富山県の人口も100万人を割り込みましたし、小矢部市の人口もすでに28,000人以下に減少しています。それに伴って、北陸中央病院での入院および外来患者数、手術数(一部の科を除く)、検査数、人間ドック受診者数、救急車受入れ数などもほぼ全てが、前年度よりも減少しました。この先、少子化や人口減少はさらに進み、患者数の伸びはあまり期待できそうにありません。また、医師・看護師などの働き手も減って行くことが予想されています。北陸中央病院の医師数もギリギリの状態でやっており、令和8年度も医師の確保が最重要課題になると考えています。4月から新しく病院長になられる池渕先生が各大学の医局に働きかけて、何とか現状の医師数を確保できるように、努力して頂きたいと思います。

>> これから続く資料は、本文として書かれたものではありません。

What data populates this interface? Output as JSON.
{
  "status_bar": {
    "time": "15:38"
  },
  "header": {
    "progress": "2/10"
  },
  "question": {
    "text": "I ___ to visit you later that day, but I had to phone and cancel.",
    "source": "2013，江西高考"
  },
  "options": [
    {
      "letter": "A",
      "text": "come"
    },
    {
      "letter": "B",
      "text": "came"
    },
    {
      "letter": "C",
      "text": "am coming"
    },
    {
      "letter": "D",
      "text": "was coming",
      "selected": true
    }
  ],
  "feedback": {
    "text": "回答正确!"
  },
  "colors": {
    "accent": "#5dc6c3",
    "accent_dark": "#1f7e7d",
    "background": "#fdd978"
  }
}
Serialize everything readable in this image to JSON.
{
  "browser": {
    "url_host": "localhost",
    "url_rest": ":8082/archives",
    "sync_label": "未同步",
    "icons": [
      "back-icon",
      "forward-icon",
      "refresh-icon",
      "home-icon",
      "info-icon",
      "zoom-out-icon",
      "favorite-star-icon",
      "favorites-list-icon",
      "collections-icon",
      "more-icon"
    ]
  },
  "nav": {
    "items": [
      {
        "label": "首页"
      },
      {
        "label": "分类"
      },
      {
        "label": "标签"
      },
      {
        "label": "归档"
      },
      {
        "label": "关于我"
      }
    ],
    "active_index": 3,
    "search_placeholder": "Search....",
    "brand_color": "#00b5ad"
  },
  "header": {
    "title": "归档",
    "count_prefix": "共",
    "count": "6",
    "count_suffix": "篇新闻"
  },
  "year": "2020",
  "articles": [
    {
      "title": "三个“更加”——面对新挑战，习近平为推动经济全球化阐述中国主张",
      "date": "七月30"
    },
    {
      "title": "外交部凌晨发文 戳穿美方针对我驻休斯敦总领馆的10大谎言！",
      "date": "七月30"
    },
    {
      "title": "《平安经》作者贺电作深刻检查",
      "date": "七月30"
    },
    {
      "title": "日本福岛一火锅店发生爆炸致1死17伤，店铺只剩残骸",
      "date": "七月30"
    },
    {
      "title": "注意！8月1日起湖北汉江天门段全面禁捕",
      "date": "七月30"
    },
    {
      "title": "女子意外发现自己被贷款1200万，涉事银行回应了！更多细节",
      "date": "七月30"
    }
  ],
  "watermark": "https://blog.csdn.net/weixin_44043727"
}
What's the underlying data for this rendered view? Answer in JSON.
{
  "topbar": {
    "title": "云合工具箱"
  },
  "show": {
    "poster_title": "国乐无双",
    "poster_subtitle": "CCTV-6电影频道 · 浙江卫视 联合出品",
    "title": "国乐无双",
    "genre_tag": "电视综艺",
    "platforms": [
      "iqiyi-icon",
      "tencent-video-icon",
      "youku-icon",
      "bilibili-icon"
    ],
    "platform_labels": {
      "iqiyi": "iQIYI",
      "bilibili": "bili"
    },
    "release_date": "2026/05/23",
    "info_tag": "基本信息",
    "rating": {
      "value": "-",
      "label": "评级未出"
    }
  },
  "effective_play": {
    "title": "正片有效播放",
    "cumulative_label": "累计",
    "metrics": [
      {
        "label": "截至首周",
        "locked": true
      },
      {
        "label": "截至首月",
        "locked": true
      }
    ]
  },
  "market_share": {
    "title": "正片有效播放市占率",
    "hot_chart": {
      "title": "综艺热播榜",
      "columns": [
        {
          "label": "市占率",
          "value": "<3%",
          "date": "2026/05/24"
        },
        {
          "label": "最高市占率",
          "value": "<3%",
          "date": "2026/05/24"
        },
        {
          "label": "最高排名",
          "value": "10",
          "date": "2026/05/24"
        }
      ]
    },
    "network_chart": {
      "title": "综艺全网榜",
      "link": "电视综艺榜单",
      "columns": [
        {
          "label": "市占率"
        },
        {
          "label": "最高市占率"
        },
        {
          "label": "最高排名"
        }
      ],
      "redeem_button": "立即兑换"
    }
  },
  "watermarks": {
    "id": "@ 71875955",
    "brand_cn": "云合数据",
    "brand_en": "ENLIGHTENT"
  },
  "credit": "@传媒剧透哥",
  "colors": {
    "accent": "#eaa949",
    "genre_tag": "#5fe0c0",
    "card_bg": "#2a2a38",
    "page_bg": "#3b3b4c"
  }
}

最後になりましたが、私は令和8年3月末で、70歳の定年退職を迎えます。北陸中央病院に赴任して16年、病院長になって14年という長きに渡り、地域の患者さん、砺波医療圏の先生方、公立学校共済組合の先生方、および北陸中央病院のスタッフの皆さんには大変にお世話になりました。現在の心境は、皆さんにただただ感謝の念しかありません。「老兵はただ消え去るのみ」という諺があるように、私もそれを踏襲すべく東京に異動しようと思っています。一方で、全国の医学部では外科医不足が顕著であり、自分が消え去った場合でも、大学からは外科医の補充はほぼ望めません。病院および外科にとって、大きな戦力ダウンになるのですが、遅かれ早かれいつかはその日がやって来ます。令和8年4月からの皆さんの頑張りを期待し、遠くから応援させて頂きます。もし老兵をご利用頂ける機会がありましたら、声をおかけ頂ければ嬉しく思います。
来るべき令和8年が、皆様が健康で幸多き年となりますことを祈念して、本稿を終わらせて頂きます。長文にお付き合い頂きまして、ありがとうございました。